La multiplicité des éléments à prendre en compte lors de la définition et
de la mise en œuvre d’une politique de rémunération
fait de la capacité à
concevoir des innovations managériales, c’est-à-dire des pratiques
originales en matière de rémunération,
un enjeu stratégique pour les
organisations. Il s’agit de concevoir des pratiques qui satisfassent
simultanément les contraintes
d’attractivité externe, d’équité interne et de
rationalité budgétaire. Par exemple, dans les années 2000, un prestigieux
cabinet
de conseil en management a conçu une innovation managériale
originale pour faire face à un taux de démission important des
consultants
de son bureau de San Francisco. À cette époque, qui fut celle de l’explosion
d’Internet et des télécoms, de nombreuses
start-ups se sont créées dans la
Silicon Valley dans ces domaines d’activité. Elles ont recruté dans les
grandes entreprises
implantées dans la région, comme Hewlett-Packard,
Oracle ou Sun Microsystems. Leur attractivité sur le marché du travail était
très forte car, outre la reconnaissance sociale qu’apportait à l’époque le fait
de travailler pour une start-up, la grande
autonomie dans le travail, la
créativité et le contact direct avec les fondateurs de l’entreprise, les start-
ups offraient
un potentiel d’enrichissement important avec leur politique
d’attribution de stock-options que les grandes entreprises, les
cabinets de
conseil en management et les laboratoires de recherche ne pouvaient pas
concurrencer. La capacité à redéfinir
une proposition de valeur attractive
pour les travailleurs devint un enjeu stratégique pour attirer et garder des
salariés
qualifiés, notamment pour les cabinets de conseil en management.

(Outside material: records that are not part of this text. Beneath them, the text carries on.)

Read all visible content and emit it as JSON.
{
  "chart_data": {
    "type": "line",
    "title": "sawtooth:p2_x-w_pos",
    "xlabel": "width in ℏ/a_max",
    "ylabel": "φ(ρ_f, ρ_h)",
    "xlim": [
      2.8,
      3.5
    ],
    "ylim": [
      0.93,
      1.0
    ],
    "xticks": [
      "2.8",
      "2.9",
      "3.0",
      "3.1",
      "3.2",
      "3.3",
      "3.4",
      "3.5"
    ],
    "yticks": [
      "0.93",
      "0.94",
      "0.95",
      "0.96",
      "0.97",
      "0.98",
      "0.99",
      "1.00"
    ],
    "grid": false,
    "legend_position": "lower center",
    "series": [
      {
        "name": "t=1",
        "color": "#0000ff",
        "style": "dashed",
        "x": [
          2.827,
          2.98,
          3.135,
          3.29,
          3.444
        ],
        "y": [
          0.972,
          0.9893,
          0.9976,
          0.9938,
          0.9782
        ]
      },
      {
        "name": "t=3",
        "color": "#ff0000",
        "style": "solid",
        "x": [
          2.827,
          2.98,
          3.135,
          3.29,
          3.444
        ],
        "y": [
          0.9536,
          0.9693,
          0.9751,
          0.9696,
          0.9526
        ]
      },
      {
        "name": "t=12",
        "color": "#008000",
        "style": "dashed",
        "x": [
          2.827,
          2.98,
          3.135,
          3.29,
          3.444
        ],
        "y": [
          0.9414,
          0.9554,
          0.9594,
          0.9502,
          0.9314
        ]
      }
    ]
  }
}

À cet égard, un cabinet international a dû fermer son bureau
de San
Francisco car tous ses consultants avaient démissionné pour aller travailler
pour des start-ups ou des entreprises
de hautes technologies de la Silicon
Valley. Un autre cabinet a conçu une pratique managériale sophistiquée
pour attirer et
garder ses consultants.
Face à l’exode de ses consultants spécialisés dans les domaines de
l’Internet et des télécoms, une solution spontanément avancée
consiste à
augmenter les rémunérations pour être compétitif sur le marché du travail.
Cette solution n’est pas envisageable
pour un cabinet de conseil dont les
rémunérations représentent en général plus de 70 % des coûts opérationnels.
Augmenter
les salaires de 20 ou 30  % pour rester attractif conduirait
nécessairement la société à être déficitaire. Dans ce cas, la
contrainte de
rationalité budgétaire ne permet pas des hausses de salaires pour restaurer
l’attractivité externe. Une autre
solution consistait à n’augmenter que la
rémunération des consultants des domaines Internet et télécoms et de ne pas
augmenter
les consultants spécialisés dans les autres domaines d’expertise
du cabinet, à savoir l’automobile, la pharmacie, les services
financiers et le
luxe. Cette solution se heurtait à la contrainte d’équité interne. En effet, les
consultants des différents
domaines ont en commun d’être diplômés des
mêmes prestigieuses business schools (Harvard, Stanford, Chicago ou
Wharton) et d’avoir, à même position hiérarchique et même ancienneté, des
niveaux de rémunération
très proches. Aussi, décider soudainement
d’augmenter les rémunérations uniquement d’une catégorie d’entre eux ne
pourrait
qu’entraîner un sentiment d’injustice parmi ceux dont la
rémunération ne serait pas revalorisée. Le sentiment d’iniquité est
lié au fait
que l’évolution de leur rémunération ne dépend pas de leurs performances
mais au fait qu’ils sont spécialisés
dans un domaine pour lequel la
concurrence sur le marché du travail est moins forte. Le fait que les
consultants soient localisés
au même endroit et se connaissent bien
favorisent la diffusion de l’information relative aux pratiques de
rémunération au
sein de la communauté de travail des consultants.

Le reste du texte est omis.